Spitzer's Unveils Agenda; N.Y. Gov. Proposes Multiple Changes
BYLINE: Ted Phillips
New York Gov. Eliot Spitzer yesterday in his first state of the state speech laid out an ambitious slate of proposed changes that would affect the budget process, how borrowing authorities operate, and could include a bond issue to fund stem-cell research, while also calling for spending restraint.
"The budget I will submit on Jan. 31 will not raise taxes," said Spitzer, who must close a $2.4 billion budget gap. "Instead, it will significantly reduce our rate of spending growth, which has increased at three times the rate of inflation over the last four years. We must end this culture of spending money we do not have."
To make the budget process more timely, Spitzer said legislators should accelerate consensus revenue forecasting that could allow a third party to set expense numbers when the executive and Legislature can't agree, reduce the 30-day amendment period, and have conference committees meet earlier than they do now. He also called for a requirement for the enacted budget to be balanced, rather than just the executive budget as is now required, and for cost analyses to be required when legislators make changes to the budget.
The governor also offered an olive branch to the Legislature, saying he was willing to talk about the balance of power in the budget, presumably referring to the court ruling between Assembly Speaker Sheldon Silver and former Gov. George Pataki that allowed the governor to put legislation into the budget document.
Spitzer additionally called for reducing the state's more than 700 authorities, which according to the state comptroller's office, account for 93% of the state's borrowing, and compelling the authorities to operate with greater transparency.
"Originally created to be lean, anti-bureaucratic machines, they have become patronage dumping grounds, adding yet another costly bureaucracy, entrenched in the status quo and insulated from accountability," Spitzer said. "We will promptly review each of the authorities and develop a plan to consolidate and eliminate those authorities that have outlived their usefulness. And we will staff our authorities with experts picked for what they know, not whom they know."
Spitzer called for an infusion of capital to create a fund for stem-cell research that would lead to direct commercial applications. In the prepared speech, he said he would take the measure to the voters, which according to Dall Forsythe, a professor at the New York University Wagner Graduate School of Public Service who served as state budget director from 1988 to 1991, implies he would seek approval for a general obligation bond issue. Spitzer dropped that language in the speech he delivered.
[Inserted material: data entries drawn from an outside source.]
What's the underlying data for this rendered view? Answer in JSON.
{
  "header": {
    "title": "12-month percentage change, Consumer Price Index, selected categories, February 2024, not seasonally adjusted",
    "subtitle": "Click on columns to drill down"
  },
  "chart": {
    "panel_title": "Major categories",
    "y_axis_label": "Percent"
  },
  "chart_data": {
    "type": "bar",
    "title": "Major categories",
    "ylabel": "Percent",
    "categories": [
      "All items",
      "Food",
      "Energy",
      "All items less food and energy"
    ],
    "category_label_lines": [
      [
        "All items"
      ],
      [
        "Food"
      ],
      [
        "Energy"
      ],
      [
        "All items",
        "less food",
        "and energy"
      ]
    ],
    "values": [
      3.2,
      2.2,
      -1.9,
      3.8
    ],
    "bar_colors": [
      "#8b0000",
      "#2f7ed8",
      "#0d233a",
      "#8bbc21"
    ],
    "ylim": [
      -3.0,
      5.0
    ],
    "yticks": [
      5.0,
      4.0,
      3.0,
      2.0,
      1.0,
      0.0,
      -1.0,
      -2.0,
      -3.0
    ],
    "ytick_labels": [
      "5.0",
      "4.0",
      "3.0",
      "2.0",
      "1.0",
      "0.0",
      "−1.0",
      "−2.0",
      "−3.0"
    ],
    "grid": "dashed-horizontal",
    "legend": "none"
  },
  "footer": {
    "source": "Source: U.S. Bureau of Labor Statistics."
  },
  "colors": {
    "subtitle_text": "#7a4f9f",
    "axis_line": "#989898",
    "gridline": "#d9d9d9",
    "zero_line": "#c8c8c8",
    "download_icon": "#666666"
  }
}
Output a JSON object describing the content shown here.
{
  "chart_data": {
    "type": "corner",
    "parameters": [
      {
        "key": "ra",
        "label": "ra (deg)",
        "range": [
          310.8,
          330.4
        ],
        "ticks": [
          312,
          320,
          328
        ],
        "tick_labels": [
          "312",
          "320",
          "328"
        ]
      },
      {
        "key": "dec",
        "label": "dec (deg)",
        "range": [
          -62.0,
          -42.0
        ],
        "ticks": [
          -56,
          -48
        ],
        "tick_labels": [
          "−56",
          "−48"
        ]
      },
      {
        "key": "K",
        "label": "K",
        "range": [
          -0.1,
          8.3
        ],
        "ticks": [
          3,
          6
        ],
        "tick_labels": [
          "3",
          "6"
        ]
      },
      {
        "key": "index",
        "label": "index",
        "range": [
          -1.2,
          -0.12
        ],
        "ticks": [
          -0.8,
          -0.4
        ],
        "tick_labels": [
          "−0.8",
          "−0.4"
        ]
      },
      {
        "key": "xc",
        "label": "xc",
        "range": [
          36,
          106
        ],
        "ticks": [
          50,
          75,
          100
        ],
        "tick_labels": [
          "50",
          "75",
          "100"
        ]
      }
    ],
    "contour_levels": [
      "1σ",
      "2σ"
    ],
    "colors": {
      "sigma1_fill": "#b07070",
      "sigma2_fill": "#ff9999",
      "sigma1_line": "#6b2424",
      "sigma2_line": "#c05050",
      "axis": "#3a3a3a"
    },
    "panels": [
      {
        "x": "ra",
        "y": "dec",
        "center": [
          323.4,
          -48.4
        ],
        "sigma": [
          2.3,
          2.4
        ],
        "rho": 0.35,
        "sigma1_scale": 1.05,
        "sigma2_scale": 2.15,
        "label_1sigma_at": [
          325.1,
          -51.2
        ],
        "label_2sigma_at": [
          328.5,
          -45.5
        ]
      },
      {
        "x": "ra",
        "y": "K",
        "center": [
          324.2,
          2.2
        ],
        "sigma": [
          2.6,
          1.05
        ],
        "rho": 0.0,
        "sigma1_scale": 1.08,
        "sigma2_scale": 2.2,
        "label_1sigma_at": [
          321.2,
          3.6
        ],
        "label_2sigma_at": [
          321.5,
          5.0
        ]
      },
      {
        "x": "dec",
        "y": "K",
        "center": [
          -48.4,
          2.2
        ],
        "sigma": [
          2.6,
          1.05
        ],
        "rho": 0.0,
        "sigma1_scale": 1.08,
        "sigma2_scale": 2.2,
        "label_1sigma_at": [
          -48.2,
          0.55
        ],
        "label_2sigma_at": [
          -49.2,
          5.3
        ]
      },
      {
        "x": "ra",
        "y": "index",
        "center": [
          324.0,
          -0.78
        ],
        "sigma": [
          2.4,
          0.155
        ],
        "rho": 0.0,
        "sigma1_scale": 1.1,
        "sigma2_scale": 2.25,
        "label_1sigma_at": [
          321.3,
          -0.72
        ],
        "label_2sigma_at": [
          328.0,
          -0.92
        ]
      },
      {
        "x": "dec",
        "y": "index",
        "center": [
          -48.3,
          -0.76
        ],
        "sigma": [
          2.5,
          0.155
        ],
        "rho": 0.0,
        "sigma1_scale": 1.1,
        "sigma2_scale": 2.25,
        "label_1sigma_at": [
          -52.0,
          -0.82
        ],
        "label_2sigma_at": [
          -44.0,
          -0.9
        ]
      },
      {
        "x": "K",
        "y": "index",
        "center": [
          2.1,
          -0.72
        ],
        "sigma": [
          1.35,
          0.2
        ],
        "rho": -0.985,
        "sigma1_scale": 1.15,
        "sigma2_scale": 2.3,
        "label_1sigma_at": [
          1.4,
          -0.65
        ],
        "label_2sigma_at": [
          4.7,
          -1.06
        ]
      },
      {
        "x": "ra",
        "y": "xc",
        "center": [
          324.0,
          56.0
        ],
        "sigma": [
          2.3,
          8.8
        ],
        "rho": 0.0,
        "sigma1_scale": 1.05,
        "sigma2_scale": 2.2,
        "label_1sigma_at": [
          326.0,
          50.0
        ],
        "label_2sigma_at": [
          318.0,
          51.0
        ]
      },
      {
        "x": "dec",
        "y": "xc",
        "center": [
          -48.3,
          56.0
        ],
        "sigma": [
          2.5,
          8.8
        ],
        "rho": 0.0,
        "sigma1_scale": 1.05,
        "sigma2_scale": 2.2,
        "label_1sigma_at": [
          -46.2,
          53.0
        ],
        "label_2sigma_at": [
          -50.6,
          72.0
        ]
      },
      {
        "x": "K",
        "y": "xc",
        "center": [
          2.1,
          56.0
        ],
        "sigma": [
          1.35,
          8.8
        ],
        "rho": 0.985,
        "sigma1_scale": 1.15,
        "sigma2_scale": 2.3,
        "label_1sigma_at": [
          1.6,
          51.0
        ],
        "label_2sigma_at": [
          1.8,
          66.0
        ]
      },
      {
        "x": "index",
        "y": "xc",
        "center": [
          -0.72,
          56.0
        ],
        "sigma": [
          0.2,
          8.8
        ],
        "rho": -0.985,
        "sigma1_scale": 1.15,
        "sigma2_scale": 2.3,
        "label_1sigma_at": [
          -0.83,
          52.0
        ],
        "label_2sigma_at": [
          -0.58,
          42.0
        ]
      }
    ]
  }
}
As part of a plan for a leaner government, Spitzer said some of the state's 4,200 taxing jurisdictions should be consolidated and will form a commission on local government efficiency to look into it, leaving open the question of what would happen to debt in districts that are reconfigured. The governor repeated his desire to have the Empire State Development Corp. split between an upstate co-chair in Buffalo and a downstate chair in New York City.
Spitzer said the new budget will have a new school aid formula that would dramatically increase education spending at the neediest schools and repeated his call for a $6 billion property tax cut targeted to the middle class, which several observers believe refers to the School Tax Relief program, or STAR .
He outlined a number of initiatives to save money to the state's health care system. This includes closing hospitals, reducing nursing home facilities in favor of home- or community-based care, fighting Medicaid fraud, and using the state's bargaining power with pharmaceutical companies to cut medicine costs.
"It's very ambitious," Forsythe said. "Typically the way budgets change is incrementally, it's on the margin, and to make sweeping changes that reduce spending in some areas to pay for spending in other areas is always controversial. But if 70% of the voters said 'you're our guy' then you've got standing to try to do things like that."
Forsythe said the state's strong economy should give Spitzer some leeway to accomplish his goals.
Despite stating some specific goals, the speech was often thematic and many details won't be available until the budget comes out.
"From a credit perspective, what we're interested in is the budget and authorities reform," said Robert Kurtter, senior vice president for state ratings at Moody's Investor Services. "I think we're all interested in seeing the details behind the budget reform. New York's budget process is extremely cumbersome and hasn't resulted in an on time budget in 20 years. If [the reforms are] successful it should make a real difference in the timeliness and openness, and budgetary balance."
"The state of the state is a goal-setting exercise, and obviously we'll know a lot more when the budget comes out, but he was certainly articulating the right goals," said Diana Fortuna, president of the Citizen's Budget Commission.
"[Former Governor] Mario Cuomo used to like to say the state of the state is poetry and the budget is prose," said Forsythe "You have to wait for the prose before you can do serious analysis."